Murray Rogerson

          
       

ASBV INDEX INFLATION

Inflation
Inflation is somewhat like Bacon’s description of hope, it provides a mighty breakfast but leaves you pretty hungry by supper. Many stud breeders pursue the art of index inflation by crossing different strains of blue ink, morally questionable but not illegal whilst many others have crossed the legal barrier with good inflationary results.

In my experience there is no doubt that heterosis gains between breeds can at times stretch to 15% to 20% but also depending on the traits, breeds and strains may be as little as 1%. Before the composite movement since 1990 8% between Merino strains in Australia and 15% between breeds in England were recorded for bodyweight.

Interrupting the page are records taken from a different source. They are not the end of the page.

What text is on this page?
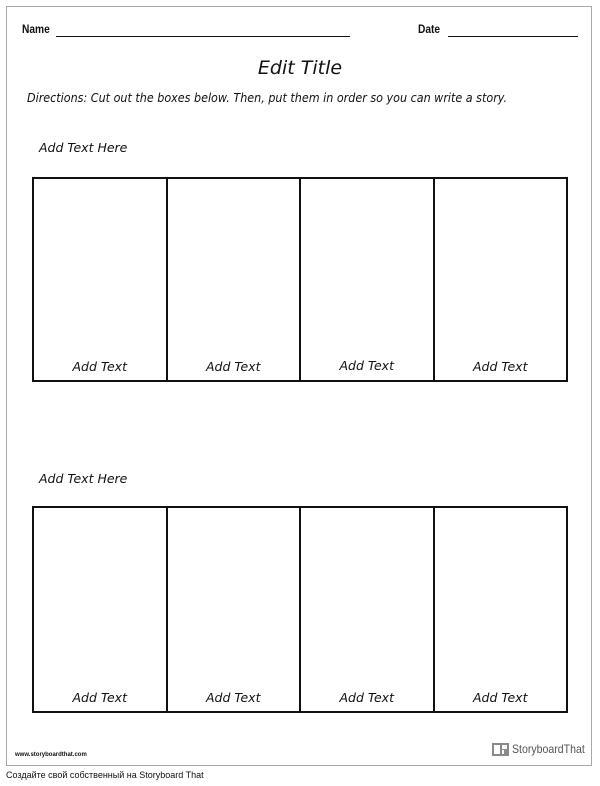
Name	Date
Edit Title
Directions: Cut out the boxes below. Then, put them in order so you can write a story.
Add Text Here
Add Text	Add Text	Add Text	Add Text
Add Text Here
Add Text	Add Text	Add Text	Add Text
www.storyboardthat.com	StoryboardThat
Создайте свой собственный на Storyboard That
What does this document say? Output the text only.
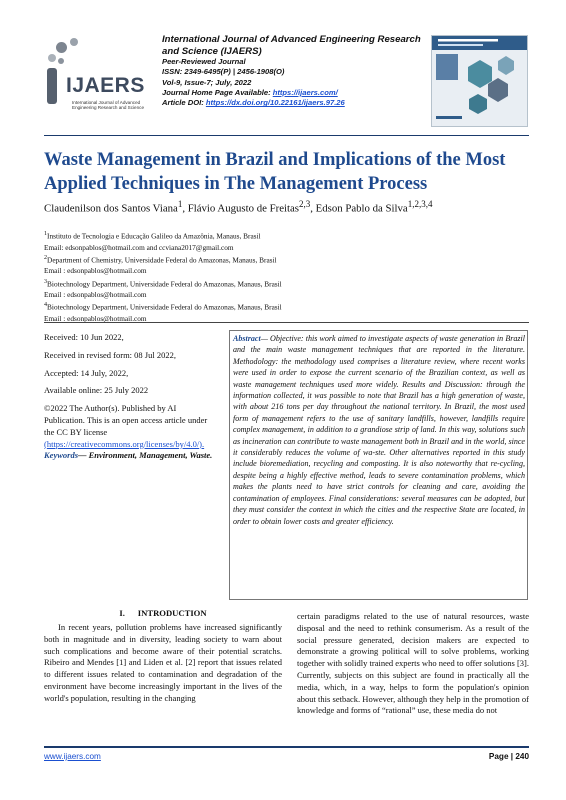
IJAERS
International Journal of Advanced Engineering Research and Science
International Journal of Advanced Engineering Research and Science (IJAERS)
Peer-Reviewed Journal
ISSN: 2349-6495(P) | 2456-1908(O)
Vol-9, Issue-7; July, 2022
Journal Home Page Available: https://ijaers.com/
Article DOI: https://dx.doi.org/10.22161/ijaers.97.26
Waste Management in Brazil and Implications of the Most Applied Techniques in The Management Process
Claudenilson dos Santos Viana$^1$, Flávio Augusto de Freitas$^{2,3}$, Edson Pablo da Silva$^{1,2,3,4}$
$^1$Instituto de Tecnologia e Educação Galileo da Amazônia, Manaus, Brasil
Email: edsonpablos@hotmail.com and ccviana2017@gmail.com
$^2$Department of Chemistry, Universidade Federal do Amazonas, Manaus, Brasil
Email : edsonpablos@hotmail.com
$^3$Biotechnology Department, Universidade Federal do Amazonas, Manaus, Brasil
Email : edsonpablos@hotmail.com
$^4$Biotechnology Department, Universidade Federal do Amazonas, Manaus, Brasil
Email : edsonpablos@hotmail.com
Received: 10 Jun 2022,
Received in revised form: 08 Jul 2022,
Accepted: 14 July, 2022,
Available online: 25 July 2022
©2022 The Author(s). Published by AI Publication. This is an open access article under the CC BY license
(https://creativecommons.org/licenses/by/4.0/).
Keywords— Environment, Management, Waste.

Abstract— Objective: this work aimed to investigate aspects of waste generation in Brazil and the main waste management techniques that are reported in the literature. Methodology: the methodology used comprises a literature review, where recent works were used in order to expose the current scenario of the Brazilian context, as well as waste management techniques used more widely. Results and Discussion: through the information collected, it was possible to note that Brazil has a high generation of waste, with about 216 tons per day throughout the national territory. In Brazil, the most used form of management refers to the use of sanitary landfills, however, landfills require complex management, in addition to a grandiose strip of land. In this way, solutions such as incineration can contribute to waste management both in Brazil and in the world, since it considerably reduces the volume of wa-ste. Other alternatives reported in this study include bioremediation, recycling and composting. It is also noteworthy that re-cycling, despite being a highly effective method, leads to severe contamination problems, which makes the plants need to have strict controls for cleaning and care, avoiding the contamination of employees. Final considerations: several measures can be adopted, but they must consider the context in which the cities and the respective State are located, in order to obtain lower costs and greater efficiency.

I.      INTRODUCTION

In recent years, pollution problems have increased significantly both in magnitude and in diversity, leading society to warn about such complications and become aware of their potential scratchs. Ribeiro and Mendes [1] and Liden et al. [2] report that issues related to different issues related to contamination and degradation of the environment have become increasingly important in the lives of the world's population, resulting in the changing

certain paradigms related to the use of natural resources, waste disposal and the need to rethink consumerism. As a result of the social pressure generated, decision makers are expected to demonstrate a growing political will to solve problems, working together with solidly trained experts who need to offer solutions [3]. Currently, subjects on this subject are found in practically all the media, which, in a way, helps to form the population's opinion about this setback. However, although they help in the promotion of knowledge and forms of “rational” use, these media do not

www.ijaers.com	Page | 240
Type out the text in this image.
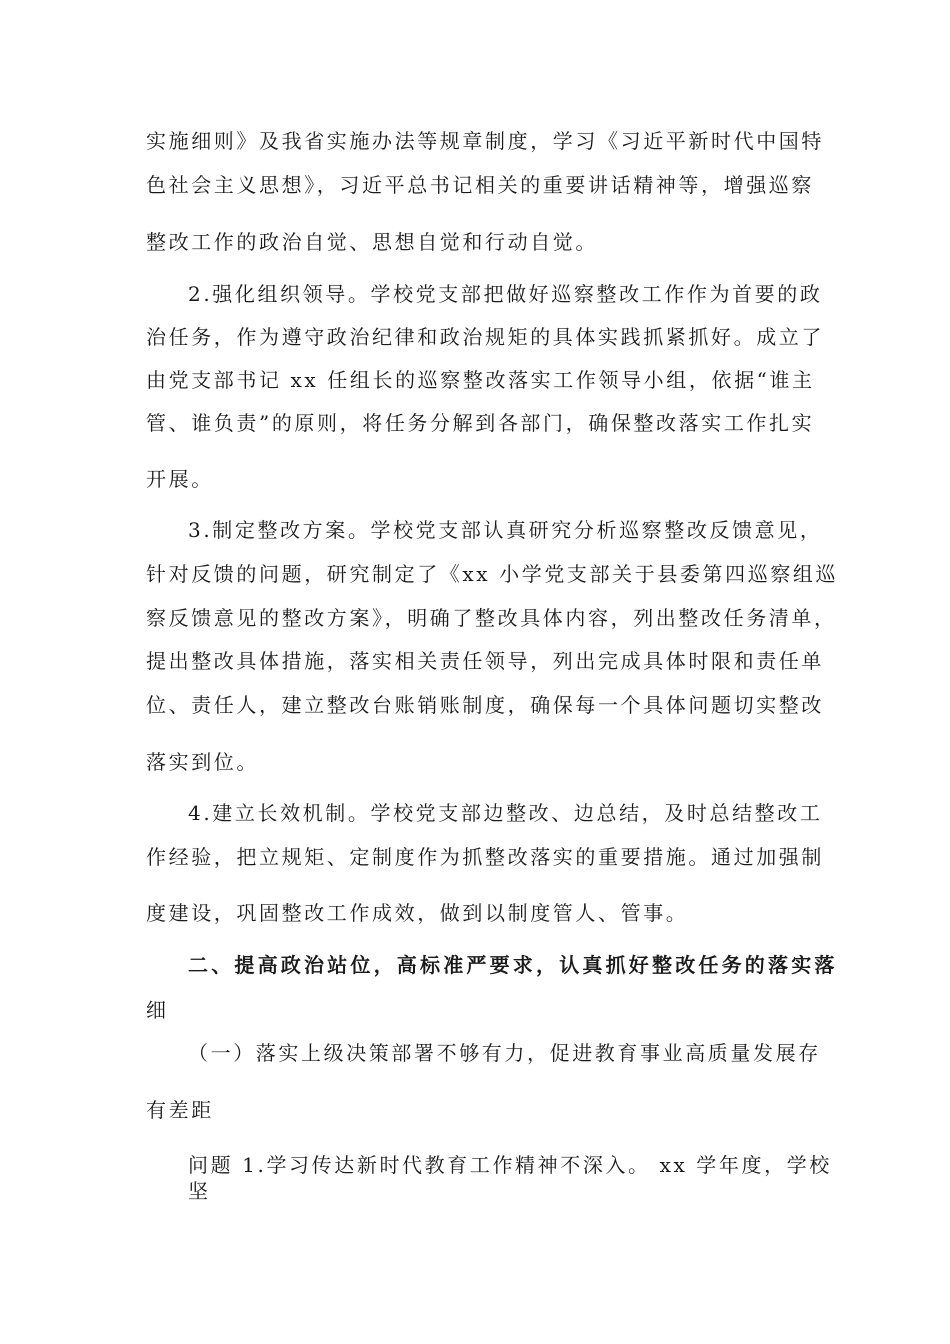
实施细则》及我省实施办法等规章制度，学习《习近平新时代中国特
色社会主义思想》，习近平总书记相关的重要讲话精神等，增强巡察
整改工作的政治自觉、思想自觉和行动自觉。
2.强化组织领导。学校党支部把做好巡察整改工作作为首要的政
治任务，作为遵守政治纪律和政治规矩的具体实践抓紧抓好。成立了
由党支部书记 xx 任组长的巡察整改落实工作领导小组，依据“谁主
管、谁负责”的原则，将任务分解到各部门，确保整改落实工作扎实
开展。
3.制定整改方案。学校党支部认真研究分析巡察整改反馈意见，
针对反馈的问题，研究制定了《xx 小学党支部关于县委第四巡察组巡
察反馈意见的整改方案》，明确了整改具体内容，列出整改任务清单，
提出整改具体措施，落实相关责任领导，列出完成具体时限和责任单
位、责任人，建立整改台账销账制度，确保每一个具体问题切实整改
落实到位。
4.建立长效机制。学校党支部边整改、边总结，及时总结整改工
作经验，把立规矩、定制度作为抓整改落实的重要措施。通过加强制
度建设，巩固整改工作成效，做到以制度管人、管事。
二、提高政治站位，高标准严要求，认真抓好整改任务的落实落
细
（一）落实上级决策部署不够有力，促进教育事业高质量发展存
有差距
问题 1.学习传达新时代教育工作精神不深入。 xx 学年度，学校
坚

At the 1999 Dohne start date the AA index cut-off was 105 whilst the A standard of excellence cut-off was 100 and the top value approached 120. 20 years later by 2019 it had reached 204, almost doubling or 4% compound inflation.

Deflation
Suspecting that adult weight was a driver of index, I had 1500 adult weights inserted into my Sheep genetics databank in February 2019. The below Table is the results.

The weights represent 270 Stirling ewes in a breed databank of 17500.
6 traits AWT, YWT, YEMD, YFAT, YFD & YCVFD declined by an average of 41% or back to 1999 levels.
No traits have yet fully recovered after 18 months.
Like paper money actuals do inflate and deflate with seasonal change but drought of this magnitude is hard to imagine.